Segundo as investigações, o homem publicou em um grupo aberto no Telegram uma mensagem em comemoração ao aniversário de Adolf Hitler. No conteúdo, ele exaltava a figura do ditador nazista e afirmava que Hitler teria deixado um “legado desconhecido”, além de dizer que ele seria “abençoado por Deus”. A publicação foi considerada pelas autoridades como manifestação de apoio à ideologia nazista.
O Ministério Público Federal sustentou que a divulgação de mensagens desse tipo configura incentivo ao preconceito e à intolerância, prática criminalizada pela legislação brasileira.
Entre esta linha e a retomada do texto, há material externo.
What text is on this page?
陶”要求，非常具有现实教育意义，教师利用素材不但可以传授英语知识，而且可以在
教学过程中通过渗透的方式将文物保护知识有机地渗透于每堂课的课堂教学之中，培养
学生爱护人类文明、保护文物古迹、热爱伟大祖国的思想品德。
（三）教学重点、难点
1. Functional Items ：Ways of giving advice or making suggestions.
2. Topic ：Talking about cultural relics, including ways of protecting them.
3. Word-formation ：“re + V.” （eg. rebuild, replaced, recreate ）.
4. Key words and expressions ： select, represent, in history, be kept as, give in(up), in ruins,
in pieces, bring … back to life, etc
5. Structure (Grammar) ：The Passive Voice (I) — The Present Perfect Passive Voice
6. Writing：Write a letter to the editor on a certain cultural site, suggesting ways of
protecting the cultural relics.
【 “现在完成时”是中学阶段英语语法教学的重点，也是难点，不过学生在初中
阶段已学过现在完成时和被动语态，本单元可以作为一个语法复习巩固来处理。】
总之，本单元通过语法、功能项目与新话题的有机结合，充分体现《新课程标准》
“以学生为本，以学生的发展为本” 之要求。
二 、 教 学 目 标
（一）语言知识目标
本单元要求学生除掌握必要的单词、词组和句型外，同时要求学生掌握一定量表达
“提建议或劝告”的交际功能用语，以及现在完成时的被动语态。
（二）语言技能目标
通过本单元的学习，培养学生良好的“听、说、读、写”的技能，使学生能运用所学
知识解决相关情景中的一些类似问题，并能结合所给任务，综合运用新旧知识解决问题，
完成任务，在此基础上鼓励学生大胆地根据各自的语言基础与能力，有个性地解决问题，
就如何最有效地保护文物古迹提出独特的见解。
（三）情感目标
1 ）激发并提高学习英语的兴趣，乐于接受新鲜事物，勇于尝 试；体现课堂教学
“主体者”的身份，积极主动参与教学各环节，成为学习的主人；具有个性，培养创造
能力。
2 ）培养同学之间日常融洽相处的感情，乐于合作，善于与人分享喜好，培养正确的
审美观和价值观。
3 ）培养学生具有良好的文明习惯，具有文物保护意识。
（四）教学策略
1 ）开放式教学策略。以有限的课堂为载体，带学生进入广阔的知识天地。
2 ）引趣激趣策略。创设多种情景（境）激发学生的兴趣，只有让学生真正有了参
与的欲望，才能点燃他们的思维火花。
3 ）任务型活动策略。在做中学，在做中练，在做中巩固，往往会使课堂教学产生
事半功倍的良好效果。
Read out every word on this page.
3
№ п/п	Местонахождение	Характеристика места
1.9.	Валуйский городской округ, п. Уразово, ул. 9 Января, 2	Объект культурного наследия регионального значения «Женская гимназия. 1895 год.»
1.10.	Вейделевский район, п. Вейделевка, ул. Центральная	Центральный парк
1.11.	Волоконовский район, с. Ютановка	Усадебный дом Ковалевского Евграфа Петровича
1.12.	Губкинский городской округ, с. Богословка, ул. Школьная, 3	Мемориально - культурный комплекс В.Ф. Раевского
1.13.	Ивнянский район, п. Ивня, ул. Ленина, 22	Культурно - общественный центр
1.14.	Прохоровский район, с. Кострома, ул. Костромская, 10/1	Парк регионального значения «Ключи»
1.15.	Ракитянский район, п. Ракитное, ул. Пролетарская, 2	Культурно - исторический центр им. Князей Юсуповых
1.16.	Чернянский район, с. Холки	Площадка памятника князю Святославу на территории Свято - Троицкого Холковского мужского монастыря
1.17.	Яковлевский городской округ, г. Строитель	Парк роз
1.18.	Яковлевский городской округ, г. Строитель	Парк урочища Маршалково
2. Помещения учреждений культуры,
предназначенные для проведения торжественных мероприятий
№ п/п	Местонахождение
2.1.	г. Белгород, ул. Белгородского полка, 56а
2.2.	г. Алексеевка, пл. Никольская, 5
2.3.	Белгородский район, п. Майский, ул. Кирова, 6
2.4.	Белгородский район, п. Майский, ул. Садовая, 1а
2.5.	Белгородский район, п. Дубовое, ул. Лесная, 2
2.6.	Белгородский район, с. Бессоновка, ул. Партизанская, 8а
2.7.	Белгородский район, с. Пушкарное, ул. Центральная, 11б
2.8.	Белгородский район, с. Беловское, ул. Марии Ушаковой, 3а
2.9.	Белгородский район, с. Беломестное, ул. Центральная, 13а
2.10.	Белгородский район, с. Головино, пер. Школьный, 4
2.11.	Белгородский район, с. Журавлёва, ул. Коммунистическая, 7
A apologia ao nazismo é tratada pela Justiça como forma de racismo, crime considerado imprescritível e inafiançável pela Constituição Federal.
A condenação ocorre em meio ao aumento do monitoramento de conteúdos extremistas em redes sociais e aplicativos de mensagens no país. Nos últimos anos, órgãos de investigação têm intensificado ações contra grupos que promovem discursos de ódio, discriminação racial e exaltação de regimes totalitários por meio de plataformas digitais.